У Рэма щеки загорелись от стыда: он врёт, потому что знает правду. Откуда он, сволочь, всегда всё знает?
Он начал интенсивней работать по дереву, пытаясь скрыть за усердием смущение и страх. Елисей, глядя на это, засмеялся: — Макарик, ну ты чего? Я же просто шучу. Ну правда, чего не заходишь? Раньше чуть ли не с нами жил.
— Потому что я занят! — резко сказал Рэм, едва не выкрикнув это. — У меня дела. Гитара. И… Просто дела.

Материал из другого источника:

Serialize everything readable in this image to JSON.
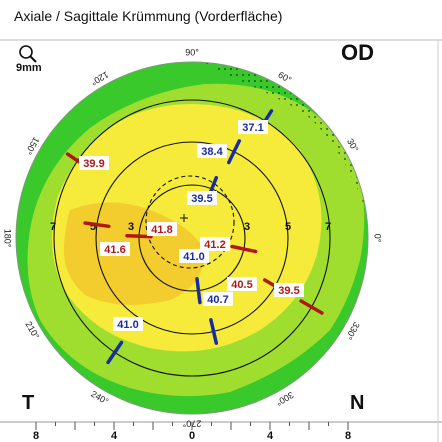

Он понимал, что повторяет одно и то же, как попугай, но уже не мог остановиться. Елисей наблюдал за ним с прищуром, смакуя его смущение. Потом он сделал шаг назад, будто собираясь уйти, но тут же остановился, бросив напоследок: — Если передумаешь — заходи. Папа будет рад тебя увидеть.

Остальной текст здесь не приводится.